Jimmy’s Hall is een onderhoudende en serieuze film over één van de zwarte bladzijden uit de geschiedenis van de jonge Ierse republiek. Het IRA, dat in The Wind Shakes the Barley nog de heldenrol voor z’n rekening nam, komt er in deze film bekaaid van af, want IRA-man O’Keeffe (Brian F. O’Byrne) is een kortzichtige en barbaarse kerel, en verrassend genoeg zijn Ken Loach en z’n scenarist Paul Laverty veel milder voor de oude dorpspastoor (Jim Norton), die blijk geeft van een zeker respect voor de jonge communist. Ze hebben het in dat geval duidelijk veel minder hard willen spelen, hoewel we ons geen illusie behoren te maken over de rol van de Ierse katholieke hiërarchie in de Ierse geschiedenis in de voorbije 100 jaar.
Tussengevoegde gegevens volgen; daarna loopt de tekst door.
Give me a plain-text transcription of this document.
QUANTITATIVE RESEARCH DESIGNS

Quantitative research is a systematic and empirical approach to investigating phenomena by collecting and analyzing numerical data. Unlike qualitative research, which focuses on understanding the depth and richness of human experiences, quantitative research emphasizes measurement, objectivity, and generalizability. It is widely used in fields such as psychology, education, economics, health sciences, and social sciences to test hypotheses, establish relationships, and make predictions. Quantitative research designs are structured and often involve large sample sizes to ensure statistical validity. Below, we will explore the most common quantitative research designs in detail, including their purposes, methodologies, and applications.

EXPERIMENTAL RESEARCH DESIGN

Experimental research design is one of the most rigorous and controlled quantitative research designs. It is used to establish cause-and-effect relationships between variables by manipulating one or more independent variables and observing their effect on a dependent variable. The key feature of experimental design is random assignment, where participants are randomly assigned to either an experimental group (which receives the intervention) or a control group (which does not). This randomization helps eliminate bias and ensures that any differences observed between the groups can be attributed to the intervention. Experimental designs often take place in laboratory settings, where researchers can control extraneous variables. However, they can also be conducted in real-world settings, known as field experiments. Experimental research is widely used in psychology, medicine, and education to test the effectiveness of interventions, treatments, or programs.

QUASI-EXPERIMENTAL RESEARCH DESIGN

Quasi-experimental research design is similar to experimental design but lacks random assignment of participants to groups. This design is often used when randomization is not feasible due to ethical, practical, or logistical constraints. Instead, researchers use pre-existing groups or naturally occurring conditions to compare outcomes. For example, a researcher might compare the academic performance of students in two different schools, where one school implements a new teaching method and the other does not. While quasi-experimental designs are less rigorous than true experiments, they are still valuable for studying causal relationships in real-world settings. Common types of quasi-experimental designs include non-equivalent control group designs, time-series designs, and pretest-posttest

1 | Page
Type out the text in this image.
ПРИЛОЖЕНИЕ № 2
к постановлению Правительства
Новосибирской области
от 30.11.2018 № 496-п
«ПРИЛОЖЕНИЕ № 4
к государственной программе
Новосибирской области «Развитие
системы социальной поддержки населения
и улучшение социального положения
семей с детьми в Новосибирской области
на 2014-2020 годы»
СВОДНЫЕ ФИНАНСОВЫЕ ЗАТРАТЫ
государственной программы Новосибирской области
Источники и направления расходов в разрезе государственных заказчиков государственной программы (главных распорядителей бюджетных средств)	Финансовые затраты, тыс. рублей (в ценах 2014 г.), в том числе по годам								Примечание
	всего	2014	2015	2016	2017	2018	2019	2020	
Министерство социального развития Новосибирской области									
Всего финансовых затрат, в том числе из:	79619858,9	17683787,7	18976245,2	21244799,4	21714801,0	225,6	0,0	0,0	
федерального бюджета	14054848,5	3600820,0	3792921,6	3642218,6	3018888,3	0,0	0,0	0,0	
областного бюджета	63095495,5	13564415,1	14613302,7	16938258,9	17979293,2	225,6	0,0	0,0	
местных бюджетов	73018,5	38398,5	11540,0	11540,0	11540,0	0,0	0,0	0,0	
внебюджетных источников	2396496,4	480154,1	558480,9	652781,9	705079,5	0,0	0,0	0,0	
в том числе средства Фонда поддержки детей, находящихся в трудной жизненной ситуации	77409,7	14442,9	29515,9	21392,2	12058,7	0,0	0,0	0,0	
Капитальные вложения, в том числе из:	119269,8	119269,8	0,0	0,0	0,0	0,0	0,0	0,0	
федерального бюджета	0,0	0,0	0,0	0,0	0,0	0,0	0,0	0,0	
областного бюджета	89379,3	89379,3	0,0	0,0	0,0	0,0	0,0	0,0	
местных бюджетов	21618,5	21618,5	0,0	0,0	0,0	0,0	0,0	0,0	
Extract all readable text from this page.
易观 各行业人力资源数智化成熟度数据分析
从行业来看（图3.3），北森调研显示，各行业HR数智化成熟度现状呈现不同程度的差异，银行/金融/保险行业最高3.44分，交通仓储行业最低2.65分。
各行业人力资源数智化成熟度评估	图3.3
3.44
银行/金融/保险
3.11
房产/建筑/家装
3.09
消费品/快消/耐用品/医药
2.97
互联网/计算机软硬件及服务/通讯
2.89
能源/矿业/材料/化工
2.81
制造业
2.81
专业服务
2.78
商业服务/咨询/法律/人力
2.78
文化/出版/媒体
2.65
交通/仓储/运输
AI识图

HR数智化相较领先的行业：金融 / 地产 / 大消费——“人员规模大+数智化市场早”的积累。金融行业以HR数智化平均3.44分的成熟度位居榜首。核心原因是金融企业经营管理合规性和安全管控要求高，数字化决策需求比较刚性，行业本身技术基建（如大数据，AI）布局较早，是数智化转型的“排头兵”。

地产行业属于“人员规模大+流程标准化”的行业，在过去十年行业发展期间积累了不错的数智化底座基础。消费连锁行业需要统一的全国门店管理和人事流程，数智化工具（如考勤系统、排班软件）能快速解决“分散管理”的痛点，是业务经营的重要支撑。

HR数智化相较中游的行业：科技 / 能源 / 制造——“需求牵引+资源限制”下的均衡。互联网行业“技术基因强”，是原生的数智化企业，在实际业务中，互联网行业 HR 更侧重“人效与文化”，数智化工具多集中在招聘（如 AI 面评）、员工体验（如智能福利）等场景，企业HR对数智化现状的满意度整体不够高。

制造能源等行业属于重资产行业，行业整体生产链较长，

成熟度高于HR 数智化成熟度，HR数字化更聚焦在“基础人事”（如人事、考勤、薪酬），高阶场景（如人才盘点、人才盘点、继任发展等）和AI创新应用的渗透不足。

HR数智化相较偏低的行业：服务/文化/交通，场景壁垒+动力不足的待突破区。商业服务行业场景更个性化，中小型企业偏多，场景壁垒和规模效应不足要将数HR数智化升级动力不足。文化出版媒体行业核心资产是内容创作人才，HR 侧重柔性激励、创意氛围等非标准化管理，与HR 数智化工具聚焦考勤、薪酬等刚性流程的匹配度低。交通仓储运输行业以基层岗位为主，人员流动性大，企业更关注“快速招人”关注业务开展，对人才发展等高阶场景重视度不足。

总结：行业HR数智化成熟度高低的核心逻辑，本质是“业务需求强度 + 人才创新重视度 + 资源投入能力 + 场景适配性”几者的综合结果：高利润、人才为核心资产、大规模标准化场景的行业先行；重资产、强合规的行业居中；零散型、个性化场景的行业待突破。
Maar Loach richt z’n camera vooral op de danszaal, waar trouwens een oude wonde worden opengereten, want Jimmy ontmoet er z’n oude vlam Oonagh (Simone Kirby), ondertussen getrouwd en moeder van twee kinderen, en het is duidelijk dat hun genegenheid voor elkaar niet is gedoofd.
Jimmy’s Hall is een sterke film waarin Ken Loach elke vorm van ironie of cynisme vermijdt en voluit de heldenrol van James Gralton in de kijker plaatst. Dat na verloop van tijd de voortgang min of meer voorspelbaar wordt, dat is eigen aan dit soort biografische films, maar het doet niets af aan de boodschap van Ken Loach dat het oplossen van een probleem niet meteen betekent dat alle problemen opgelost zijn, of in het geval van de Ierse republiek, dat de hard bevochten vrijheid de Ierse burgers niet meteen meer vrijheid bracht, want de Britse bezetter was dan wel verdreven, z’n conservatisme en repressieve houding was door de nieuwe machtshebbers gewoon overgenomen. Het doen en laten van de et doenHetIeren werd nu door Ieren onderdrukt.